Security tip: Rotate the refresh token on every refresh and detect reuse server-side. Invalidate the old token so a stolen one can’t be replayed.
🔄 After Refreshing the Tab
- Access token in memory? Gone. Poof. 🪄
- Refresh token cookie? Still there, browser keeps it. 🍪
So on app boot:
// bootstrap.ts
try {
const res = await axios.post('/auth/refresh', null, { withCredentials: true });
setAccessToken(res.data.accessToken);
} catch {
setAccessToken(null);
redirectToLogin();
}
Result: User stays logged in like nothing happened.

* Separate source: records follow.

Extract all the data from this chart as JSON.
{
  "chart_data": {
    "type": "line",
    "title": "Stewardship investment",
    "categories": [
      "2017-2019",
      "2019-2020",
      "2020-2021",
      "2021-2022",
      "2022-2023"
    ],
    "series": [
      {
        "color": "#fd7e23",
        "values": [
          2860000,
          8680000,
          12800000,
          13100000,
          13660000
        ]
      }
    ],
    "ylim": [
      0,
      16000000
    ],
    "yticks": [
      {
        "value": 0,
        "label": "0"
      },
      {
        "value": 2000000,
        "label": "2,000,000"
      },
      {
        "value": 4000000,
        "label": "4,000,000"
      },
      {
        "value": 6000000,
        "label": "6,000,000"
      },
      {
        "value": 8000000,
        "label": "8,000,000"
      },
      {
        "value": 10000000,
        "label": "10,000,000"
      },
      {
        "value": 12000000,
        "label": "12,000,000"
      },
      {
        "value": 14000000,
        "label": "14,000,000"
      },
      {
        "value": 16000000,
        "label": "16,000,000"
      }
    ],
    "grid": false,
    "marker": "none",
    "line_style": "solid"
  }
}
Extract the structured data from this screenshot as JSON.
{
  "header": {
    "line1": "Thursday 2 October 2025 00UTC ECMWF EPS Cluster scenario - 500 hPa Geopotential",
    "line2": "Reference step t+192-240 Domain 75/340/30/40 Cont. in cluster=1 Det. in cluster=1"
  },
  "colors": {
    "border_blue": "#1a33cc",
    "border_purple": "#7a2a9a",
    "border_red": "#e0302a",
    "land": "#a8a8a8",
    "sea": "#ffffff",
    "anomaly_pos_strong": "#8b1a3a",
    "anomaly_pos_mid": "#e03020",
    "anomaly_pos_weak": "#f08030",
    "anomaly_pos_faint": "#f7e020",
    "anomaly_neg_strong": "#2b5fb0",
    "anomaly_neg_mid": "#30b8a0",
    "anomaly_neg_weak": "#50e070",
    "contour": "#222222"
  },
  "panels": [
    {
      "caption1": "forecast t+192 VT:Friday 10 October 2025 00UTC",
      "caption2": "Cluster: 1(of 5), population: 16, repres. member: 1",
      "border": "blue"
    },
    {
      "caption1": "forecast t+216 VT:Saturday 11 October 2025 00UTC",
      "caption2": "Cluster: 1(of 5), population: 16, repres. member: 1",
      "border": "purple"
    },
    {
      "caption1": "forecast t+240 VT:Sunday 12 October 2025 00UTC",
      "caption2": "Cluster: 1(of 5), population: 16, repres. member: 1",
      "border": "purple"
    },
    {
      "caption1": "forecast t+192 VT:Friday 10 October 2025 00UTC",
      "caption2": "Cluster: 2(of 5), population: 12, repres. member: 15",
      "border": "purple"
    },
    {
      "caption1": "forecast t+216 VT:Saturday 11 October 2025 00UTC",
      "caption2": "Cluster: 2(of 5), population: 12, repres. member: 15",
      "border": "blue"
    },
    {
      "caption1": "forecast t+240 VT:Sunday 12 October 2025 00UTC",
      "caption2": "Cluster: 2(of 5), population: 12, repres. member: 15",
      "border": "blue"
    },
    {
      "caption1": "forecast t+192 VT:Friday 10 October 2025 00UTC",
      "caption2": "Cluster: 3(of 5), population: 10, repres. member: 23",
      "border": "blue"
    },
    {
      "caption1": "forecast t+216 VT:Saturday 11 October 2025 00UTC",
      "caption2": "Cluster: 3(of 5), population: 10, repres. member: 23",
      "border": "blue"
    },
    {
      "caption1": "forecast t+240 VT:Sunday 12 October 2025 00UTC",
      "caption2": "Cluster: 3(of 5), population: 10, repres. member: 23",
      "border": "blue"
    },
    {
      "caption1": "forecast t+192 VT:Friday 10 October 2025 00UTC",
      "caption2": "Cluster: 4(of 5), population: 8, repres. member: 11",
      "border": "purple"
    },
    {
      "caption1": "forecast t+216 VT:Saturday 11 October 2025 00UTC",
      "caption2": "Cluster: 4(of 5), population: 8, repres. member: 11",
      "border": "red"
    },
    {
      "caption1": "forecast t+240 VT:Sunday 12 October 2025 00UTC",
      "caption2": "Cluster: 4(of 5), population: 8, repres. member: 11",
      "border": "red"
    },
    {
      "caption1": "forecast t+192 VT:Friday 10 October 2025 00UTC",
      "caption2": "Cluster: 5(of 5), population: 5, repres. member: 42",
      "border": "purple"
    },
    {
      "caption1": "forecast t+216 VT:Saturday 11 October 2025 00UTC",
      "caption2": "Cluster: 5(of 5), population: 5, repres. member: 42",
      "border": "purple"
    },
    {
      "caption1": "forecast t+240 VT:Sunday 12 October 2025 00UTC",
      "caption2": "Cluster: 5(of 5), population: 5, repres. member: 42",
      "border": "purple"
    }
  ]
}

⚔️ Pitfalls & How to Avoid Them
Pitfall | Why it’s bad | Fix |
---|---|---|
Long-lived Access Tokens | If stolen, attacker gets days of free access | Keep AT short (≤15 min) |
Refresh Token in JS storage | Equivalent to leaving your house key under the mat | Always cookie (HttpOnly + Secure + SameSite) |
Wildcard CORS (* ) with credentials | Any site could make requests with your cookies | Strictly whitelist origins |
Not rotating refresh tokens | If one leaks, attacker reuses forever | Rotate RT on every refresh |
Ignoring CSRF | If cookies auto-send on cross-site POST | Add CSRF tokens for cookie-based auth endpoints |
📝 Example “Do and Don’t” Cheatsheet
✅ Do this:
// Create an axios instance with cookies enabled
const api = axios.create({ withCredentials: true });
let isRefreshing = false;
let pendingRequests = [] as Array<(token?: string) => void>;
api.interceptors.request.use((config) => {
const token = getAccessToken();
if (token) config.headers.Authorization = `Bearer ${token}`;
return config;
});
api.interceptors.response.use(undefined, async (error) => {
const status = error.response?.status;
const original = error.config || {};
// Don't try to refresh if the refresh endpoint itself failed
const isRefreshCall = typeof original.url === 'string' && original.url.includes('/auth/refresh');
if (status === 401 && !original._retry && !isRefreshCall) {
(original as any)._retry = true;
if (isRefreshing) {
return new Promise((resolve) => {
pendingRequests.push((newToken) => {
if (newToken) {
original.headers = { ...original.headers, Authorization: `Bearer ${newToken}` };
}
resolve(api(original));
});
});
}
isRefreshing = true;
try {
const { data } = await api.post('/auth/refresh', null); // cookie sent automatically
setAccessToken(data.accessToken);
pendingRequests.forEach((cb) => cb(data.accessToken));
pendingRequests = [];
original.headers = { ...original.headers, Authorization: `Bearer ${data.accessToken}` };
return api(original);
} catch (e) {
pendingRequests.forEach((cb) => cb());
pendingRequests = [];
setAccessToken(null);
redirectToLogin();
return Promise.reject(e);
} finally {
isRefreshing = false;
}
}
return Promise.reject(error);
});
❌ Don’t do this:
// Storing in localStorage
const token = localStorage.getItem('accessToken');
fetch('/api/user', { headers: { Authorization: `Bearer ${token}` } });
🛡️ Extra Defenses
- Content-Security-Policy → block inline JS.
- Trusted Types (Chrome) → block XSS sinks.
- Don’t put tokens in URLs → they end up in logs & analytics.
- BroadcastChannel → cross-tab logout sync.